Yes. Sugar Shane Mosley is a throwback fighter. Win or lose, he always goes after the toughest fights in his division. He fought Forrest when no one else would. He challenged Winky Wright when no one else wanted to get in the ring with him. Now, he challenged the reigning younger, stronger, iron chinned welterweight champion once touted as the most feared man in boxing and systematically broke him down. All this and he's only 37.

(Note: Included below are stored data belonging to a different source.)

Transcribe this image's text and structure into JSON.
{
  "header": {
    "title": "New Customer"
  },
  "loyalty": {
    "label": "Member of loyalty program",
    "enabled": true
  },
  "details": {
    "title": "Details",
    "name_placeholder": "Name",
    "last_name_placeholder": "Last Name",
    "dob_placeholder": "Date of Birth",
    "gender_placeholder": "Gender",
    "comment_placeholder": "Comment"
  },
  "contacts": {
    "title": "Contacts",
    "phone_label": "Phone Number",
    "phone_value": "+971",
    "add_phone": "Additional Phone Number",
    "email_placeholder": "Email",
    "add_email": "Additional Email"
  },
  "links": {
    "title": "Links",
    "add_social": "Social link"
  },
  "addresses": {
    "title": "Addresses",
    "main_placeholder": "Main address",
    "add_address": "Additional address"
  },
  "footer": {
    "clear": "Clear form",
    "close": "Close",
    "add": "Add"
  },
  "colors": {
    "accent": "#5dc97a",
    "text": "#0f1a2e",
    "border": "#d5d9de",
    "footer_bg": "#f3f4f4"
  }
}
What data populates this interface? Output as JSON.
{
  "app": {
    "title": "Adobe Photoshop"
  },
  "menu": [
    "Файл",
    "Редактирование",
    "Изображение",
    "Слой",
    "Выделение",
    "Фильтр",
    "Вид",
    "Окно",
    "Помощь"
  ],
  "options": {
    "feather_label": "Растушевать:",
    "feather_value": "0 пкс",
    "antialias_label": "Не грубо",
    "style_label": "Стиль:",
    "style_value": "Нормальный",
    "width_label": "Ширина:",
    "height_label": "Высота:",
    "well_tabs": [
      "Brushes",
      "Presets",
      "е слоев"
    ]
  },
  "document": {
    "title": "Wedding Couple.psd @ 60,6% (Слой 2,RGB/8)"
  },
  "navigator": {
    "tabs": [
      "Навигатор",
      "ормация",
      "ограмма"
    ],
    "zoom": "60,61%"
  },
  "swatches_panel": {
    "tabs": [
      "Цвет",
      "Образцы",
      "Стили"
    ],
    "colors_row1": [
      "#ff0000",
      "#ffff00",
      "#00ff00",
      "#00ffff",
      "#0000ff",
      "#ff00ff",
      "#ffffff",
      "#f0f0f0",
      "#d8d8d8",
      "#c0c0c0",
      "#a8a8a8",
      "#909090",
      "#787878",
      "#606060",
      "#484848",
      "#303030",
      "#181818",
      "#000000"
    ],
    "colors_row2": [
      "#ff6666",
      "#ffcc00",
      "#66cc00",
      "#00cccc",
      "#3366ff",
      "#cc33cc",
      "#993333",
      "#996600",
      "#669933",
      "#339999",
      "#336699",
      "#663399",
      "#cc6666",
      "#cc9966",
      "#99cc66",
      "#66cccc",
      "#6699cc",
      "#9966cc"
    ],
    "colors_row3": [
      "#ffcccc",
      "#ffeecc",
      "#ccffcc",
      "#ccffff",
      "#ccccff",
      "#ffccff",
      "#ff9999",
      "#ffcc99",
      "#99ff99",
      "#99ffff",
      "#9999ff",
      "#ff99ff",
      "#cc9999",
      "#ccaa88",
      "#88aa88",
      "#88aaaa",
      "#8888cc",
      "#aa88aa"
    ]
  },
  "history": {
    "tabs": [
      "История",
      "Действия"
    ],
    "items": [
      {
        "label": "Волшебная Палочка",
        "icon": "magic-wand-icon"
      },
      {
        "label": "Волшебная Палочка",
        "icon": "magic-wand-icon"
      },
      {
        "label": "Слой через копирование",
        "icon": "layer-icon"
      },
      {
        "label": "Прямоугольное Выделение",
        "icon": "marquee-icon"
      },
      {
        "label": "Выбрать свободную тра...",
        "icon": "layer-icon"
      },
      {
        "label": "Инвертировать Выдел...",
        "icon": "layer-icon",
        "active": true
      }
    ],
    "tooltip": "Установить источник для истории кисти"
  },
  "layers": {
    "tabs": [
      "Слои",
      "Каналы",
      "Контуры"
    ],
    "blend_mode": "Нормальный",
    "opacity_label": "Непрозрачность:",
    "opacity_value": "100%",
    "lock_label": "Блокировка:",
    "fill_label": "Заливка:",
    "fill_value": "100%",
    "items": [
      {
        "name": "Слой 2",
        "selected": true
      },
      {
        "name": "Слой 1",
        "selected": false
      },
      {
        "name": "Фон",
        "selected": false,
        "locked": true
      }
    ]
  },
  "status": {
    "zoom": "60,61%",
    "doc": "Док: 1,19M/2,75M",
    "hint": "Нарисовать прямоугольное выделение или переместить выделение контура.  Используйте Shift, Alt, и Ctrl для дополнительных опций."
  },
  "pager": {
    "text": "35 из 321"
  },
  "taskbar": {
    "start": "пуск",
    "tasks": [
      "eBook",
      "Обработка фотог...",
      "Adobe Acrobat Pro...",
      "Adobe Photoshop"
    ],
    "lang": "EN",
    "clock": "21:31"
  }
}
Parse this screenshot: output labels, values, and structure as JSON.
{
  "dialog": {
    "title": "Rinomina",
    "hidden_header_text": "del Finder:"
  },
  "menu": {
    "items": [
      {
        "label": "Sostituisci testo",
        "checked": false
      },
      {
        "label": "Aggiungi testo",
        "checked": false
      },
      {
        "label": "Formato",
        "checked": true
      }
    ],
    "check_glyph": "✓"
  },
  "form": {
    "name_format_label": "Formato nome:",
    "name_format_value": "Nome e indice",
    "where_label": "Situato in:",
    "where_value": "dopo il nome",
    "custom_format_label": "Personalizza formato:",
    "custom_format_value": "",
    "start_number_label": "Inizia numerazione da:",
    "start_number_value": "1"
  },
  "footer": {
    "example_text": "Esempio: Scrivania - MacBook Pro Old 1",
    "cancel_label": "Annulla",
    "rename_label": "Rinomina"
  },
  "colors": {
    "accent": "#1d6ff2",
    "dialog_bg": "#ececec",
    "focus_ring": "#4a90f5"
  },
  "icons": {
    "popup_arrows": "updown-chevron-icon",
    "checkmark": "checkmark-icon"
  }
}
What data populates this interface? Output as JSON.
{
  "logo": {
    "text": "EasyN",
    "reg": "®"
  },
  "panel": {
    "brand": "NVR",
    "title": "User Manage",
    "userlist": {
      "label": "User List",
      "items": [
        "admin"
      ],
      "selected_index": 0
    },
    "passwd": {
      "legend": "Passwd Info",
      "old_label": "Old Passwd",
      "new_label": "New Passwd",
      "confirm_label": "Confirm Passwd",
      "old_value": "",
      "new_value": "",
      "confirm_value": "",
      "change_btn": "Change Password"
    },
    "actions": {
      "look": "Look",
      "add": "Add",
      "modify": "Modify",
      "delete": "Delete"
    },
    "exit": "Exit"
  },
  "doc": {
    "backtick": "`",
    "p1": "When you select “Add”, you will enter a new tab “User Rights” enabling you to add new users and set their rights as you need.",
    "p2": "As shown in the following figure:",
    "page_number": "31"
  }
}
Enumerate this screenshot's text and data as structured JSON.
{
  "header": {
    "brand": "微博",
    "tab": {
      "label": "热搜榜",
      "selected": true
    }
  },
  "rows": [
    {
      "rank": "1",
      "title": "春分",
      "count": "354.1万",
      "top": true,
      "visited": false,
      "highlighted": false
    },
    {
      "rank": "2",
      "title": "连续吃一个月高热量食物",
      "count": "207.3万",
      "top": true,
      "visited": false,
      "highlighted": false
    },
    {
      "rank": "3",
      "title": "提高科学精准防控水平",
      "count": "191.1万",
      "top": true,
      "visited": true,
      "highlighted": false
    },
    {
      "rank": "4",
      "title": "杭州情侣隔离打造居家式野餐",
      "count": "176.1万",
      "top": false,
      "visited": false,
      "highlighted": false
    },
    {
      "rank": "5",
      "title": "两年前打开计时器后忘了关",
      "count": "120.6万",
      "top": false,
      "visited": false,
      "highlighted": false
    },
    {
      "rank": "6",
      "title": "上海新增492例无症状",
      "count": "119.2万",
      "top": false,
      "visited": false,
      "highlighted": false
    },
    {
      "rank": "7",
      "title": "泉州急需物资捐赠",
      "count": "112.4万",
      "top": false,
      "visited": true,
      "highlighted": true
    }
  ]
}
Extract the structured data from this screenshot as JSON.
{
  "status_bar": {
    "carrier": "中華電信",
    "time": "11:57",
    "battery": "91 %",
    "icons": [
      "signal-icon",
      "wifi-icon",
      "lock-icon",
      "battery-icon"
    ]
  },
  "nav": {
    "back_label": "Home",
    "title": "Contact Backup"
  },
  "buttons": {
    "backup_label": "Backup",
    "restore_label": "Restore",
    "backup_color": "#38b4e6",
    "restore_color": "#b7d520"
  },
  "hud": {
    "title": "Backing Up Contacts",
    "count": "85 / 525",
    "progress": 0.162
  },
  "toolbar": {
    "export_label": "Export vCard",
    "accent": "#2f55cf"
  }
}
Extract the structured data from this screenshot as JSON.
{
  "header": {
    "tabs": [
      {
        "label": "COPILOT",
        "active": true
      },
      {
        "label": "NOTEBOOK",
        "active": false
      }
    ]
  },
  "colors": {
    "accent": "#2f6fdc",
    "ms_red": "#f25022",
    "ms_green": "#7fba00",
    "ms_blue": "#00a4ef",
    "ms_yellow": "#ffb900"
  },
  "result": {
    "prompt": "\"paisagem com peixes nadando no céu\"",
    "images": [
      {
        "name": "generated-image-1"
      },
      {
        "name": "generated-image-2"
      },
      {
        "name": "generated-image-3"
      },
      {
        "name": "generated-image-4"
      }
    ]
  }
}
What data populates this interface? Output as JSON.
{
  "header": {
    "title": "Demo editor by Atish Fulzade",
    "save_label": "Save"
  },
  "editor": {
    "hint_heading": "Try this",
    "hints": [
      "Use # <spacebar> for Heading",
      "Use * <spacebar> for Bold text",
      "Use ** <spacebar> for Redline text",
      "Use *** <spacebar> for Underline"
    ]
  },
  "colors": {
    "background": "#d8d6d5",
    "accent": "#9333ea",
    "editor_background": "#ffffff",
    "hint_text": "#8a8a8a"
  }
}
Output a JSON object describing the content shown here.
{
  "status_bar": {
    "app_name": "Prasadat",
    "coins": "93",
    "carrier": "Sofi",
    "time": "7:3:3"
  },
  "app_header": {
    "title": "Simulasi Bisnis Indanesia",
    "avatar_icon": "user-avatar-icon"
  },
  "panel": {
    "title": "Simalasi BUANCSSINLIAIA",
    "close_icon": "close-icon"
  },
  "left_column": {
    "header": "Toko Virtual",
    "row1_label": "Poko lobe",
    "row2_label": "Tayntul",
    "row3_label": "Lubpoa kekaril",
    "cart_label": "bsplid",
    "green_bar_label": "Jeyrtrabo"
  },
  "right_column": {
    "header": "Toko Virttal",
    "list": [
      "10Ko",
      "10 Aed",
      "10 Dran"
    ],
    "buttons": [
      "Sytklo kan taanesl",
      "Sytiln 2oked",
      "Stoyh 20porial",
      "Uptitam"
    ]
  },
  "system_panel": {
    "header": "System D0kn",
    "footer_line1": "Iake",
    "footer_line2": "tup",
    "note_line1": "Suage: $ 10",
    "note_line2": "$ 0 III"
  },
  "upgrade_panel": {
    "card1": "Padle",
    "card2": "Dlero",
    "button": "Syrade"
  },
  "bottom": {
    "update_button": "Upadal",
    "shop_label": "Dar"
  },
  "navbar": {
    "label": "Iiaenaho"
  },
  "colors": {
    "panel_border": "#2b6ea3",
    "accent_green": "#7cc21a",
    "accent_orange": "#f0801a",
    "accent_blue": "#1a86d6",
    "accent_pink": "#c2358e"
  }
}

Good question, and I'm curious what people who have spent more time than me studying the old timers have to say on this one. In my view, Shane isn't really a throwback fighter at all. He was trained tonight to fight more like one, but for most of his career, he's tried to use his insane physical gifts to simply impose himself on his opponent. He never floated around the ring like a Robinson, Leonard, or Ali. He never had a picturesque jab. He never displayed beautiful defense. His strength to me has always been his strength. For a 5'9 guy who walks around at a little over 160, the guy has always been strong as hell, Balco or no Balco. Of course falling in love with his strength left him with no plan B against Vernon and Winky. Obviously, there were all different kinds of "old school" fighters. But people today seem to think of the lost defensive arts like slipping a jab when they think "old school". I'd never group Shane with guys like Toney or Hopkins, but I think he proved tonight that he's physically gifted enough, and well preserved enough at 37, to use some of their tricks and apply them to his own style. I guess anyone who can administer the kind of beatdown we witnessed tonight has to have a little throwback in them.
Mosley's resume is a who's who of fighters he should have NEVER fought. That list includes Collazo, Cruz, Estrada, Mayorga, Vargas, Winky, Forrest, Margarito. These are guys he had a huge risk in facing...guys who he may not get huge credit in beating, but would get destroyed if he lost. Guys who no one else would face unless they had to.